Michael took a long breath and began slowly, patiently. "We scrabble in the darkness for knowledge having not the light. But we know the human soul exists. Long ago we did an experiment. The less fluorescent gas in the tube, the less current can be made to flow through it, up to a certain point. But beyond that point, almost at a vacuum, the electrons tear free of the fluorescent gas and travel across the tube, and the current goes way up and they strike the far end and it turns bright green. So it is with souls. So long as the brain is working the soul is constrained to the brain.
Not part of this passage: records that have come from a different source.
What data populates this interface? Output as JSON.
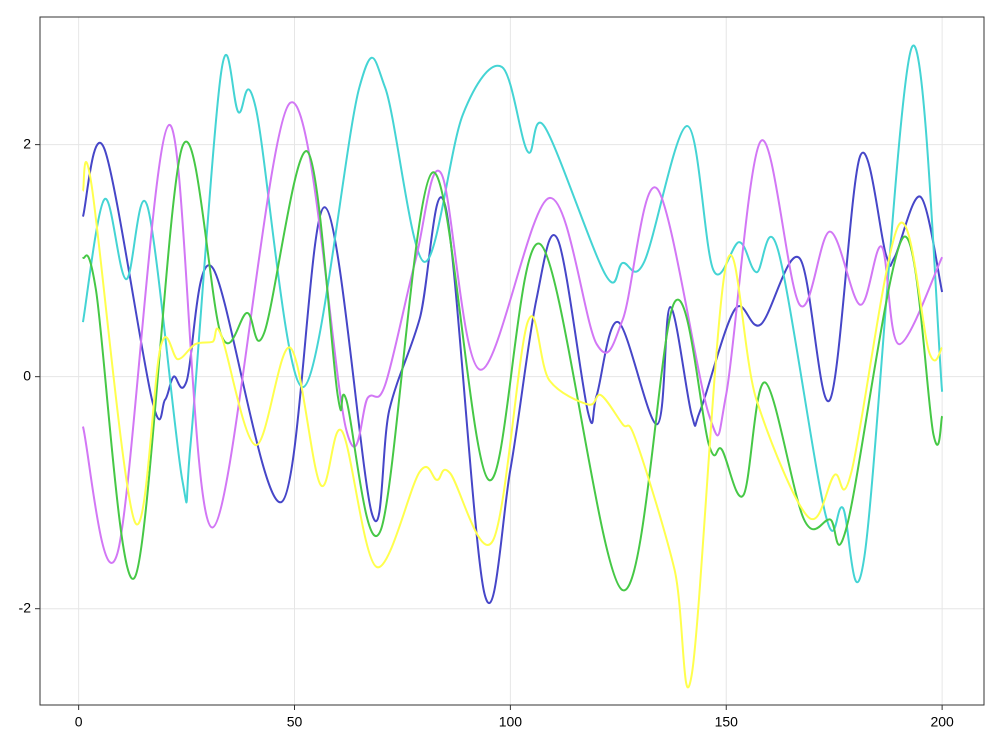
{
  "chart_data": {
    "type": "line",
    "xlim": [
      -8.95,
      209.7
    ],
    "ylim": [
      -2.83,
      3.1
    ],
    "xticks": [
      0,
      50,
      100,
      150,
      200
    ],
    "yticks": [
      -2,
      0,
      2
    ],
    "grid": true,
    "series": [
      {
        "color": "#4646c8",
        "x": [
          1,
          6,
          17,
          20,
          22,
          25,
          31,
          47,
          57,
          68,
          72,
          79,
          85,
          94,
          100,
          106,
          111,
          118,
          120,
          125,
          134,
          137,
          142,
          144,
          152,
          158,
          167,
          174,
          181,
          187,
          189,
          195,
          200
        ],
        "values": [
          1.38,
          1.96,
          -0.2,
          -0.2,
          0,
          -0.04,
          0.94,
          -1.08,
          1.46,
          -1.19,
          -0.28,
          0.5,
          1.46,
          -1.87,
          -0.8,
          0.66,
          1.18,
          -0.31,
          -0.16,
          0.47,
          -0.41,
          0.6,
          -0.33,
          -0.29,
          0.58,
          0.45,
          1.02,
          -0.2,
          1.9,
          1.05,
          1.03,
          1.55,
          0.73
        ]
      },
      {
        "color": "#44d4d4",
        "x": [
          1,
          6,
          11,
          16,
          24,
          26,
          33,
          37,
          41,
          52,
          65,
          71,
          80,
          89,
          98,
          104,
          108,
          122,
          126,
          131,
          141,
          147,
          153,
          157,
          162,
          173,
          177,
          182,
          193,
          200
        ],
        "values": [
          0.47,
          1.53,
          0.84,
          1.46,
          -0.89,
          -0.55,
          2.62,
          2.28,
          2.32,
          -0.09,
          2.49,
          2.49,
          0.99,
          2.26,
          2.67,
          1.94,
          2.15,
          0.88,
          0.98,
          0.99,
          2.16,
          0.92,
          1.16,
          0.9,
          1.09,
          -1.19,
          -1.13,
          -1.55,
          2.84,
          -0.13
        ]
      },
      {
        "color": "#d277f5",
        "x": [
          1,
          9,
          21,
          31,
          49,
          62,
          67,
          71,
          78,
          84,
          93,
          109,
          120,
          126,
          134,
          146,
          150,
          158,
          167,
          174,
          181,
          186,
          190,
          200
        ],
        "values": [
          -0.43,
          -1.52,
          2.17,
          -1.3,
          2.36,
          -0.46,
          -0.18,
          -0.07,
          1.0,
          1.75,
          0.06,
          1.54,
          0.28,
          0.49,
          1.62,
          -0.33,
          -0.15,
          2.03,
          0.62,
          1.25,
          0.62,
          1.12,
          0.28,
          1.03
        ]
      },
      {
        "color": "#46c846",
        "x": [
          1,
          4,
          13,
          24,
          33,
          39,
          43,
          53,
          60,
          62,
          70,
          82,
          95,
          107,
          126,
          138,
          146,
          149,
          154,
          159,
          168,
          174,
          178,
          191,
          198,
          200
        ],
        "values": [
          1.03,
          0.75,
          -1.73,
          1.98,
          0.36,
          0.55,
          0.38,
          1.94,
          -0.16,
          -0.2,
          -1.32,
          1.76,
          -0.89,
          1.14,
          -1.84,
          0.64,
          -0.59,
          -0.63,
          -1.02,
          -0.05,
          -1.23,
          -1.23,
          -1.28,
          1.2,
          -0.5,
          -0.34
        ]
      },
      {
        "color": "#ffff4d",
        "x": [
          1,
          3,
          13,
          19,
          23,
          27,
          31,
          33,
          41,
          49,
          56,
          61,
          69,
          79,
          83,
          86,
          96,
          104,
          109,
          118,
          121,
          126,
          129,
          138,
          142,
          150,
          157,
          169,
          175,
          179,
          190,
          197,
          200
        ],
        "values": [
          1.6,
          1.65,
          -1.25,
          0.26,
          0.15,
          0.28,
          0.3,
          0.36,
          -0.59,
          0.25,
          -0.93,
          -0.47,
          -1.64,
          -0.82,
          -0.89,
          -0.83,
          -1.41,
          0.47,
          -0.03,
          -0.24,
          -0.16,
          -0.41,
          -0.54,
          -1.66,
          -2.57,
          0.97,
          -0.2,
          -1.21,
          -0.85,
          -0.82,
          1.31,
          0.21,
          0.25
        ]
      }
    ]
  }
}
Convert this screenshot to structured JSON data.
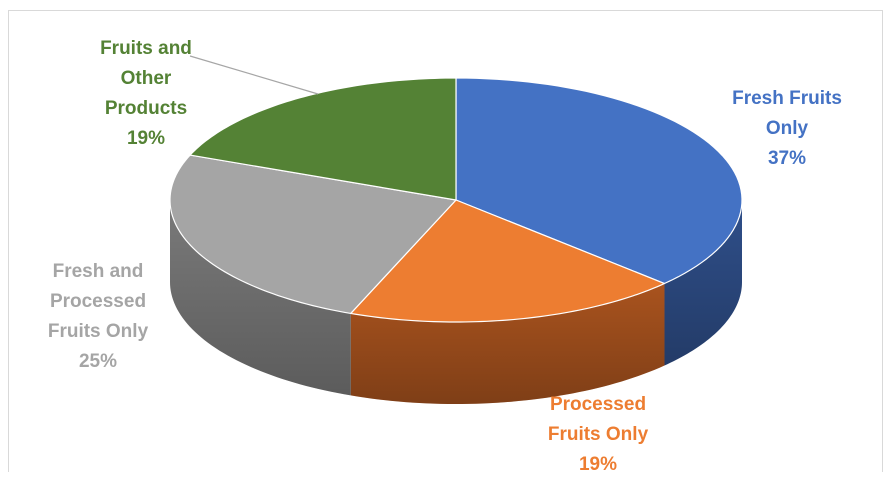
{
  "chart_data": {
    "type": "pie",
    "style": "3d",
    "title": "",
    "slices": [
      {
        "label": "Fresh Fruits Only",
        "value": 37,
        "color": "#4472c4",
        "side_color": "#2f4f8a",
        "label_lines": [
          "Fresh Fruits",
          "Only",
          "37%"
        ]
      },
      {
        "label": "Processed Fruits Only",
        "value": 19,
        "color": "#ed7d31",
        "side_color": "#a9531e",
        "label_lines": [
          "Processed",
          "Fruits Only",
          "19%"
        ]
      },
      {
        "label": "Fresh and Processed Fruits Only",
        "value": 25,
        "color": "#a5a5a5",
        "side_color": "#7a7a7a",
        "label_lines": [
          "Fresh and",
          "Processed",
          "Fruits Only",
          "25%"
        ]
      },
      {
        "label": "Fruits and Other Products",
        "value": 19,
        "color": "#548235",
        "side_color": "#3a5a24",
        "label_lines": [
          "Fruits and",
          "Other",
          "Products",
          "19%"
        ]
      }
    ],
    "legend": "none",
    "data_labels": "category name and percentage"
  }
}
Patients under deep anesthesia with no brain activity have reported what was going on around them in the operating room. I recall a case where the patient recognized a doctor whom she had never had a chance to see before and was operating on her knee during heart surgery. She asked why. The answer of course was to obtain a blood vessel to replace one in the heart with. But the important thing is she somehow knew who specifically to ask.
"Those born blind can yet see during near death experiences. That ought to be impossible. Even if the eyes were restored to working in an instant the brain cannot see, but such patients report details and even colors.
"Humans have souls. Don't ever forget that."
AN: I did not make up Michael's ideas or knowledge about souls.